Celebrating the International Year of Light 2015

Peter G. Schunemann
BAE Systems, Inc

Mid-infrared nonlinear optical crystals have matured in the last twenty-five years from scientific curiosities into practical robust materials generating efficient laser output in the 2-12 micron spectral range.  ZnGeP2 (ZGP) in particular has emerged as the NLO material of choice for frequency conversion between 2 and 8 microns, and is growing in importance with the advent of high power thulium fiber lasers. ZGP, however, still has two main limitations: 1) its transparency and phase-matching range make it incompatible with 1- and 1.5-micron laser pumping; and 2) its usefulness for generating output in the 8-12 micron atmospheric window is limited by severe multi-phonon absorption. These limitations have been overcome by several new mid-infrared nonlinear crystals: cadmium silicon phosphide (CdSiP2), orientation-patterned gallium arsenide (OP-GaAs), and orientation-patterned gallium phosphide (OP-GaP).
CdSiP2 (CSP) is a bulk birefringent chalcopyrite analog of ZGP grown by horizontal gradient freeze growth in a transparent furnace. Its larger band gap (512 nm) and birefringence (-0.05) allows for 1- and 1.5-mm pumping, and its nonlinear coefficient (d14=85 pm/V) and thermal conductivity (13 W/mK) are dramatically higher than existing materials (AgGaS2, AgGaSe2, and PPLN) that can be pumped at these wavelengths.
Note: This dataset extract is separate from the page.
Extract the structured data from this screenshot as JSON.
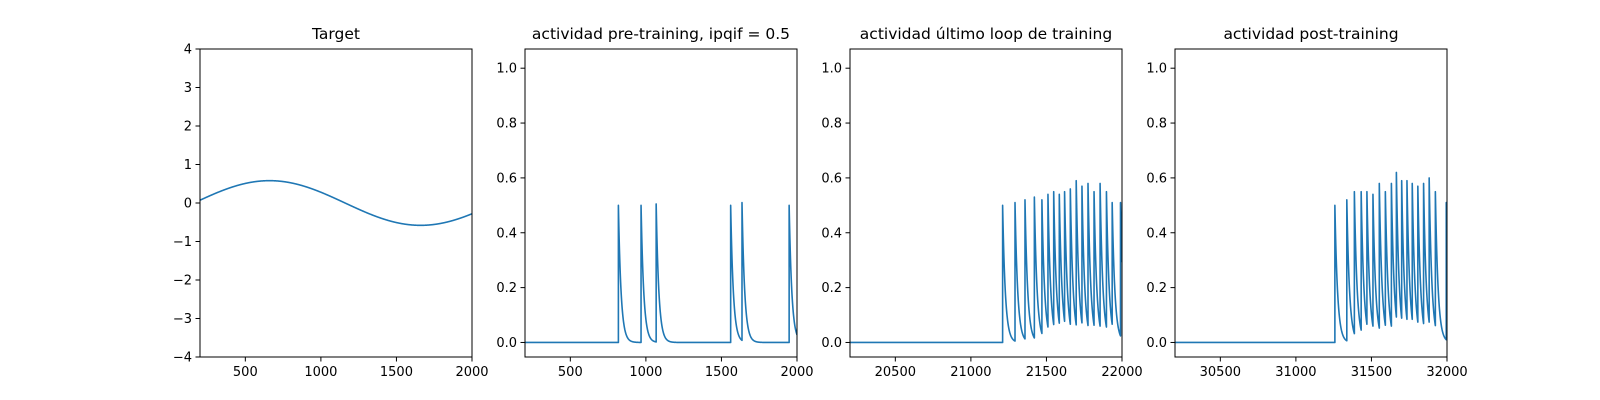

OP-GaAs and OP-GaP are quasi-phase-matched (QPM) nonlinear optical semiconductors grown by a novel all-epitaxial process.  First, polar-on-nonpolar MBE is used to produce a GaAs (GaP) film with an orientation that is inverted with respect to the substrate. The inverted layer is photo-lithographically patterned and etched with the desired grating structure, and both orientations are then re-grown by hydride vapor phase epitaxy (HVPE) at rates up to 200mm/hr to produce thick (> 1mm), low-loss (< 0.01cm-1) QPM layers for in-plane laser pumping. OP-GaAs has the highest gain among all QPM materials, and can be pumped at 2-mm to generate output at 8-12 mm and beyond, whereas OP-GaP is a low-loss QPM ZGP analog than can be pumped with 1-mm lasers.
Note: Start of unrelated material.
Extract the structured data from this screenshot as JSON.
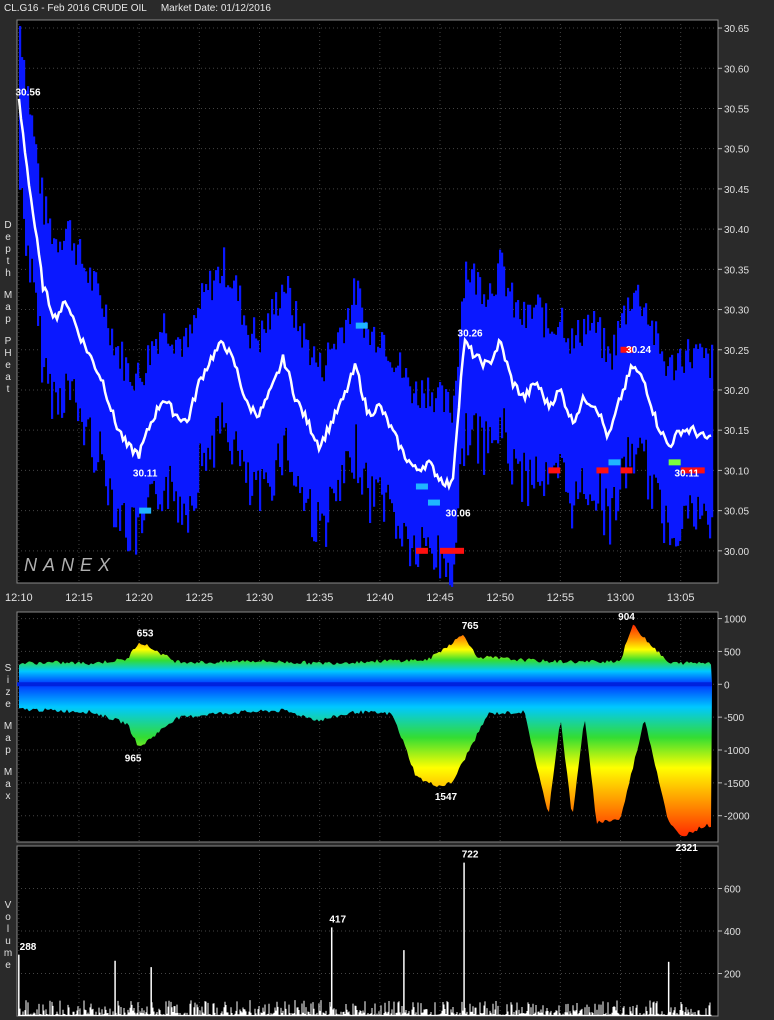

Finally, all-epitaxial growth technology is being used to grow ternary semiconductors with engineered band gaps for use as optical limiters.
Recent advances in growth, processing, and NLO device performance of all these materials will be discussed. 

Peter G. Schunemann has been a leading researcher in nonlinear optical materials for the last 25 years, authoring or co-authoring over 250 publications in the field. He received B.S. and M.S. degrees in Materials Science and Engineering from MIT in 1984 and 1987 before joining BAE Systems, where he has led a series of development efforts to produce improved crystals for mid-infrared frequency conversion, most notably ZnGeP2, AgGaSe2, CdGeAs2, CdSiP2, and OPGaAs. His work on ZnGeP2 in particular, a critical component for next generation laser-based IRCM systems, earned him a Quarterly Technical Achievement Award in 1992, the Jack L. Bowers Award in 1994 (the company’s highest technical award), and a Nova Award in 1995 (Lockheed Martin’s highest honor for technical excellence), and the Association of Old Crows Technology Hall of Fame award in 2002.  He is an OSA Fellow, a member of SPIE and MRS, and is currently the president of AACG (American Association of Crystal Growth).